II: Within the past year, a slew of big US banks either dropped overdraft fees or greatly reduced customers' exposure to them. Is it getting harder for neobanks to differentiate themselves against incumbents?

JW: Other neobanks may have a challenge because what the big banks are doing is if you are a direct deposit member, they will be more lenient with you on overdraft. But Dave's product gives people access to $250 of short-term credit the day the customer joins—without looking at a direct deposit through Dave, and without looking at whether you're a banking member of Dave. The way we start our customer journey is a huge thing that only Dave offers as far as neobanks in the US.

II: Other banking players offer small-dollar loan products now. Varo offers that. Truist and Wells Fargo also offer some type of small-dollar loan. How does Dave's offer compare?

JW: We've had a massive head start. The business is five years old now. The amount of data we've been able to ingest over the last five years gives us advantages to offer the best-in-class product.

JPMorgan now gives people up to $50 of overdraft for one day. Dave will give you $250, and we'll possibly expand that from there. We're solving problems for customers who don't have enough money to go buy their everyday essentials.

II: Why did Dave choose to go public through a SPAC merger instead of through a traditional IPO?

JW: What we liked about the SPAC was that we had a guaranteed amount of capital. We knew we were going to be able to raise at a set valuation via a PIPE: Tiger Global alone committed $150 million to us. That gave us more comfort as a young company to go public via SPAC versus taking the longer, more arduous process of an IPO where the amount you raise is less certain.

II: What steps are you taking this year to continue customer growth?

JW: Well, we're really doubling down on our user acquisition efforts. There are lots of marketing and brand partnerships we are actively negotiating. We're also focusing on our ability to acquire customers through social media channels, which we do very well with.

We have a very recognizable logo—we have a very easy-to-spell brand name and domain: dave.com. Organic word of mouth is our largest form of customer acquisition to date, which we love to see. We'll continue to build products that emphasize that.

II: What kinds of companies does Dave want to acquire?

JW: We're looking at a broad swath of companies. We haven't made any decisions yet, but there are many opportunities out there: everything from digital products that help make our customers more engaged to products that help our customers access other financial products that we think we can make cheaper.

II: Can you name some specific types of business lines?

JW: We can't necessarily, but if we look at the areas that Dave is really good at, obviously we're very focused on credit. We are a market leader in the neobank credit space, and we want to extend our lead. There are some interesting opportunities there. Additionally, just having more tools to drive engagement is top of mind for us.

II: What new products do you have planned post-SPAC? What functions, or financial apps, do you see Dave adding?

JW: One coming up here pretty shortly will be cash-back rewards. We'll be offering a credit-card-style rewards product for our debit card members. We think this fits really squarely with our mission to build products that level the financial playing field: Now, customers get access to great cash-back offers when they use their Dave card at leading merchants. We're very excited to roll that out.

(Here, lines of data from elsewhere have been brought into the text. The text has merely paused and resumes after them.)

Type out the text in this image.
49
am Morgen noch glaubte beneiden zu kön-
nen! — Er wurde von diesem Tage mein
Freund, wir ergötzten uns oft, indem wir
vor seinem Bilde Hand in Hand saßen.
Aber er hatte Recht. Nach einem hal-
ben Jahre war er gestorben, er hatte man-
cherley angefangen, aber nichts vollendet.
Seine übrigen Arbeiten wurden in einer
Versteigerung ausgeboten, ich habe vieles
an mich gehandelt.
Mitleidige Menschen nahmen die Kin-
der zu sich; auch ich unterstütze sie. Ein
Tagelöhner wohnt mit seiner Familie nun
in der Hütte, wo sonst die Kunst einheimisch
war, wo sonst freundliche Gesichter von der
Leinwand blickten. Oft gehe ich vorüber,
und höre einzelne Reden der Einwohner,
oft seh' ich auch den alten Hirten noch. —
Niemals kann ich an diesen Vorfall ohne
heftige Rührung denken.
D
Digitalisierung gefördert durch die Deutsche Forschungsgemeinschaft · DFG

II: Do you see an advantage with sticking with a partnership model instead of having full control over your asset and liability arrangements that a depository institution would have?

JW: For now, we think from a strategic perspective, it makes more sense to continue with the partnership so we can continue our focus on customer acquisition and building great products. Ultimately, we have a good relationship with our banking partner. It's been no need to switch yet.